• urllib库


    urllib库,是Python内置的http请求库,不需要额外安装,包含4个模块,前三个比较常用:

    1. request:http请求模块,用来模拟发送请求,只需要传入url以及额外的参数,就可以模拟整个实现过程
    2. error:异常处理模块
    3. parse:用于编码、解析、合并url、参数等
    4. robotparser:辨别Robot协议(爬虫协议/机器人协议/网络爬虫排除标准/Robots Exclusion protocol)。
      robot.txt协议通常放在根目录下,告诉爬虫和搜索引擎那些页面可以抓取,哪些不可抓取。
      # robot.txt大致格式
      User-agent:*
      Disallow:/
      Allow:/public/

    Request

    一、利用urllib.request.urlopen请求常用两种格式

    1. 用 urllib.request.urlopen( url, data, timeout....),data为byte格式

    import urllib
    
    # 无参
    response = urllib.request.urlopen("https://www.python.org")
    
    # post传字节流
    data = bytes(urllib.parse.urlencode({"word": "test"}), encoding="utf8")
    response2 = urllib.request.urlopen("http://httpbin.org/post", data= data, timeout=3)

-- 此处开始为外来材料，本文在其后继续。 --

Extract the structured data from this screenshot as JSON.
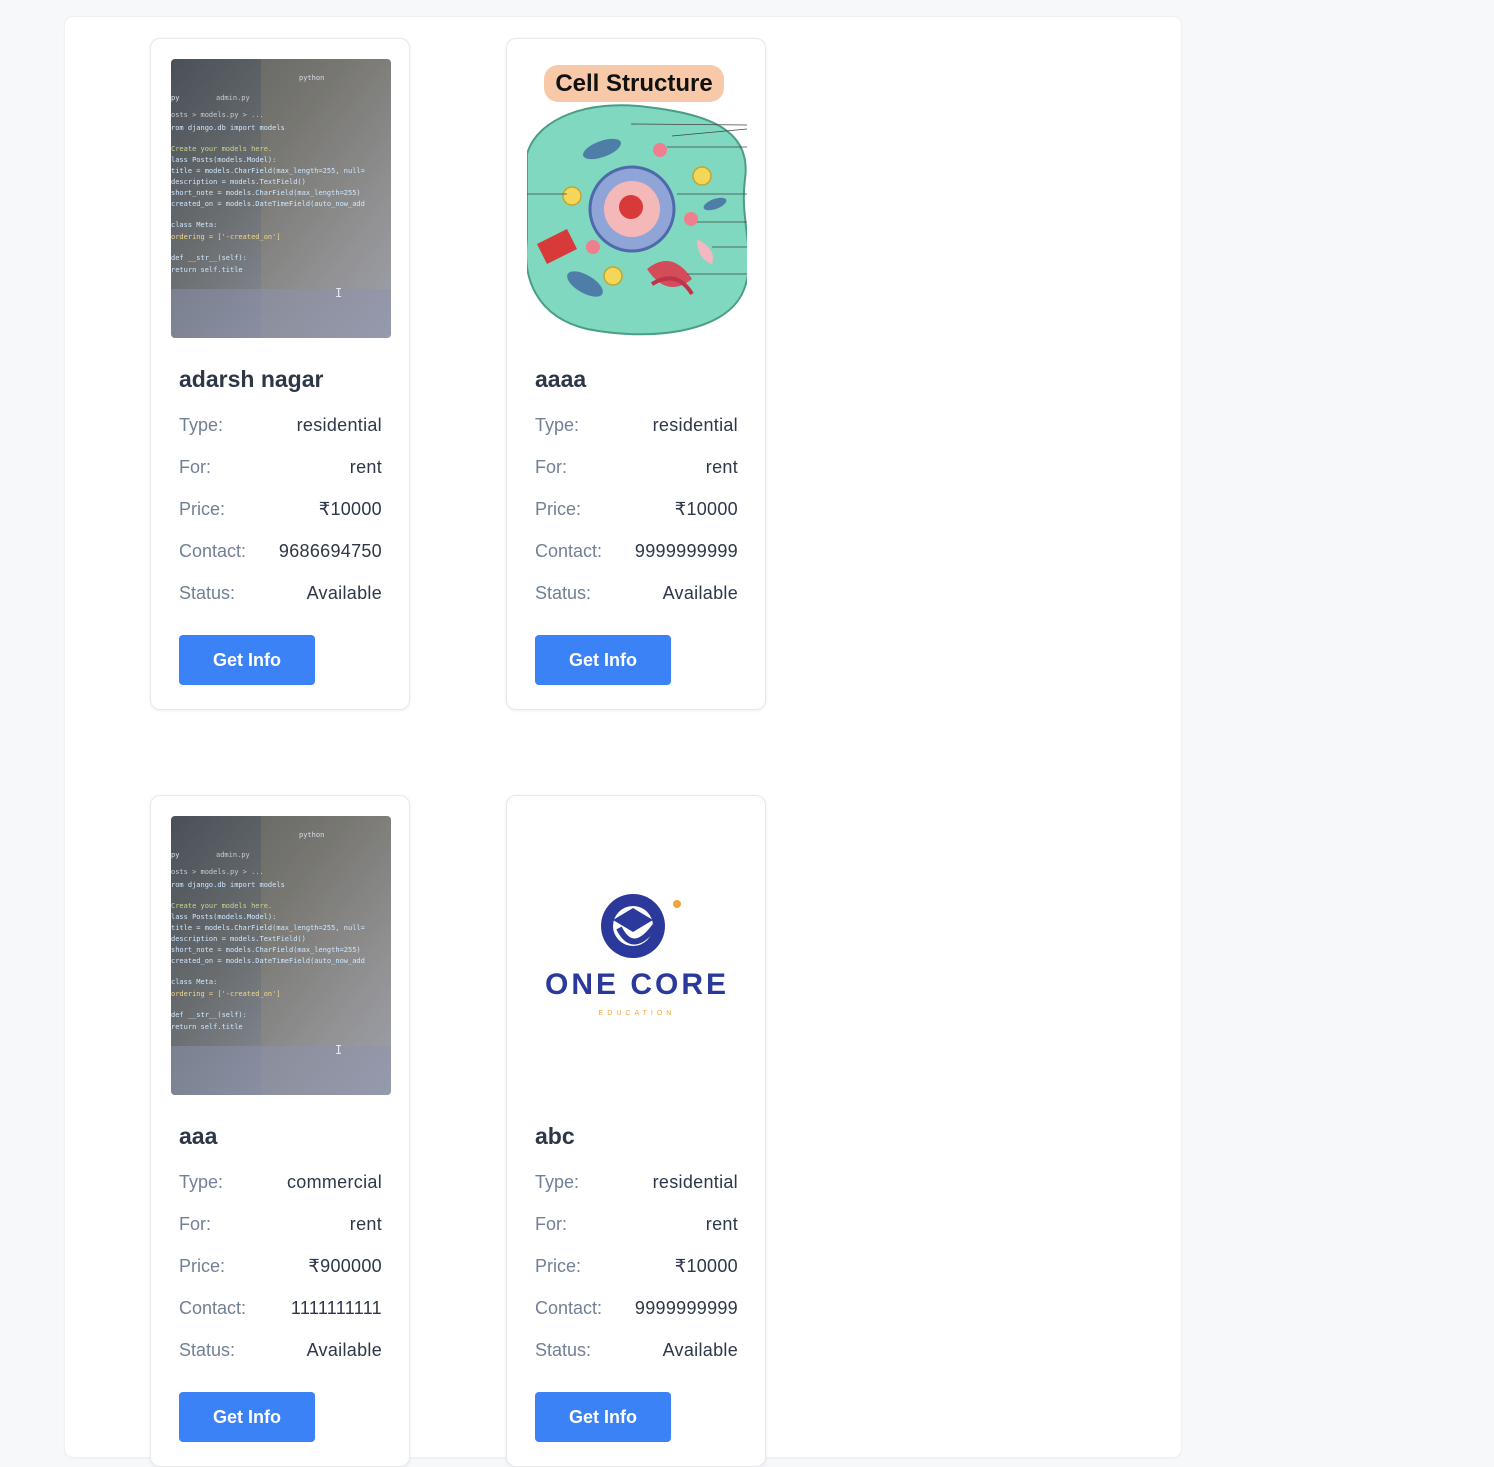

    2. 通过urllib.request.Request(url, data, headers, method)类构造请求参数,data为byte字节流,headers为字典类型

    import urllib
    
    url = "http://httpbin.org/post"
    headers = {
        'User-Agent': 'Mozilla/4.0 (compatible; MSIE5.5; Windows NT)',
        'Host': 'httpbin.org'
    }
    dict = {
        'name': 'tester'
    }
    data = bytes(urllib.parse.urlencode(dict), encoding = "utf8")
    request = urllib.request.Request(url= url, data=data, headers= headers, method= "POST")
    response = urllib.request.urlopen(request)
    print(response.read().decode("utf-8"))

    二、Handler 处理登录、Cookies、代理等

    urllib.request.BaseHandler 类是所有Handler的父类
    HTTPDefaultErrorHandler 用于处理HTTP响应错误时抛出的HTTPError类型的异常
    HTTPRedirectHandler 用于处理重定向
    HTTPCookieProcessor 用来处理Cookies
    ProxyHandler 用于设置代理,默认代理为空
    HTTPPasswordMgr 用于密码管理,它会维护一个用户名和密码表
    HTTPBasicAuthHandler 用于管理认证,连接打开时需要认证是,用此解决

    借助代理完成请求的过程:利用urllib.request中各种Handler构建Opener,在用Opener.open(url)去请求。

    #构建过程:
    1. handler
    2. opener = urllib.request.build_opener(handler)
    3. opener.open(url)

     Opener:OpenerDirector类,urlopen()这个方法也是一个urllib提供的一个简单的Opener,Opener的高级用法可完成更深一层、更高级的功能配置。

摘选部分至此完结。